Rezar el Rosario en latín consiste en meditar los misterios de la vida de Jesucristo mientras se recitan las oraciones tradicionales de la Iglesia en lengua latina. La estructura mantiene los elementos propios del Rosario: el Credo, el Pater noster, el Ave Maria, el Gloria Patri y la contemplación de los misterios de la salvación.1,2

Rosenkranz im Freisinger Diözesanmuseum
Ver información de la imagenFiguras de santos y obras de arte sagradas en el Museo Diocesano de Freising, c. 2023. Original, Burkhard Mücke, CC BY-SA 4.0 📄
Cuadro resumen[Datos abiertos]
NombreCómo rezar el Rosario en latín
CategoríaObra
DescripciónGuía para rezar el rosario en latín, con su estructura, oraciones y pautas de meditación
ContextoPráctica devocional mariana dentro de la Iglesia Católica contemporánea.
Menciones en DocumentosActa Apostolicae Sedis (1974, 2003), Marialis Cultus (Pío VI, 1974), Iucunda Semper Expectatione (León XIII, 1894), discurso de Juan Pablo II en Lourdes (1983).
TextoIn nomine Patris, et Filii, et Spiritus Sancti. Amen. Credo in Deum... Pater noster... Ave Maria... Gloria Patri...
TipoOración, Rosario
Uso LitúrgicoSe emplea en oración privada, familiar o comunitaria, siguiendo la tradición del rosario.

Tabla de contenido

Naturaleza y finalidad del Rosario

El Rosario posee una estructura cristológica: aunque María ocupa un lugar esencial en la oración, cada misterio conduce a Jesucristo y a su obra redentora.
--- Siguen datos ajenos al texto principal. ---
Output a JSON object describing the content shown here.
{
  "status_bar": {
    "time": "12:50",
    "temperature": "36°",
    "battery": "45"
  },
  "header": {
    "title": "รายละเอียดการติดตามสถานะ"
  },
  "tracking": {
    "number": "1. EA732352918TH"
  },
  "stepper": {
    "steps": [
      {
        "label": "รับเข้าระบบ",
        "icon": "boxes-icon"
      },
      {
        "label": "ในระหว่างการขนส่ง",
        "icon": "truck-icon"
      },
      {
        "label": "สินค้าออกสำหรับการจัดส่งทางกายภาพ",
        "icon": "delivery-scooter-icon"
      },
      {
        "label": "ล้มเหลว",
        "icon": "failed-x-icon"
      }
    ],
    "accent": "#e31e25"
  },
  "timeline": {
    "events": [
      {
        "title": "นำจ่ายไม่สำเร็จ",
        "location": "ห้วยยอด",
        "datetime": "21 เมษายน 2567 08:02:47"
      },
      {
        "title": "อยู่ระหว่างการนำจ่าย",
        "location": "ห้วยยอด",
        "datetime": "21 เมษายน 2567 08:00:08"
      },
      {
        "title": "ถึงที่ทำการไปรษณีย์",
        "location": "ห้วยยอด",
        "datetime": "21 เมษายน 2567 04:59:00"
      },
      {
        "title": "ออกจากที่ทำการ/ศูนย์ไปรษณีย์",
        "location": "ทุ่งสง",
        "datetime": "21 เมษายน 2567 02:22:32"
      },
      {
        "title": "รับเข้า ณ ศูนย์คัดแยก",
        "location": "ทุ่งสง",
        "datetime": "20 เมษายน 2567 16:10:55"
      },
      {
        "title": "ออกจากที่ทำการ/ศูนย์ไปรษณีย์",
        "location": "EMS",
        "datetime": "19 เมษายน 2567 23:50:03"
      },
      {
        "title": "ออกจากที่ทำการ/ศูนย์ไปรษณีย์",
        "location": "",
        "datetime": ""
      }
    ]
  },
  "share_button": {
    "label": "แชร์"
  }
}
La repetición del Ave Maria acompaña la contemplación de los episodios evangélicos, desde la Encarnación hasta la Resurrección, la Ascensión y la glorificación de Cristo.3,4

La oración combina cuatro elementos:

  • La contemplación de los misterios de la vida de Cristo.
  • El Padrenuestro, oración enseñada por el Señor.
  • La sucesión de diez Avemarías, que recuerda las palabras del arcángel Gabriel y de santa Isabel, junto con la súplica de la Iglesia.
  • El Gloria, que concluye cada decena con la alabanza a la Trinidad.2,1

La lengua latina no modifica la estructura ni la naturaleza del Rosario. Únicamente cambia la lengua de las fórmulas vocales; el centro de la oración continúa siendo la meditación de Cristo con María.

Preparación para rezar el Rosario

Conviene disponer de una corona del Rosario, aunque también resulta posible contar las oraciones con los dedos o rezar sin cuentas. Antes de comenzar, el fiel puede adoptar una postura recogida y formular una intención concreta: pedir por la Iglesia, por la conversión, por los difuntos, por una necesidad personal o por las necesidades del mundo.

La pronunciación latina no necesita una perfección académica. Lo esencial consiste en rezar con atención, fe y reverencia. El Rosario puede rezarse individualmente, en familia o en comunidad.5

Estructura general

Un Rosario completo comprende:

  1. La señal de la cruz.
  2. El Credo.
  3. Un Pater noster.
  4. Tres Ave Maria.
  5. Un Gloria Patri.
  6. Cinco decenas, cada una formada por:

    • El anuncio de un misterio.

    • Un Pater noster.
    • Diez Ave Maria.
    • Un Gloria Patri.
  7. Una oración final, habitualmente la Salve Regina.

La forma tradicional distribuye cincuenta Avemarías en cinco decenas. La tradición del Rosario completo también relaciona sus ciento cincuenta Avemarías con el número de salmos del Salterio.2,1

Texto de las oraciones en latín

Señal de la cruz

In nomine Patris, et Filii, et Spiritus Sancti. Amen.

En español: «En el nombre del Padre, y del Hijo, y del Espíritu Santo. Amén».

Credo de los Apóstoles

Credo in Deum, Patrem omnipotentem, Creatorem caeli et terrae.

Et in Iesum Christum, Filium eius unicum, Dominum nostrum,

qui conceptus est de Spiritu Sancto, natus ex Maria Virgine,

passus sub Pontio Pilato, crucifixus, mortuus, et sepultus,

descendit ad inferos, tertia die resurrexit a mortuis,

ascendit ad caelos, sedet ad dexteram Dei Patris omnipotentis,

inde venturus est iudicare vivos et mortuos.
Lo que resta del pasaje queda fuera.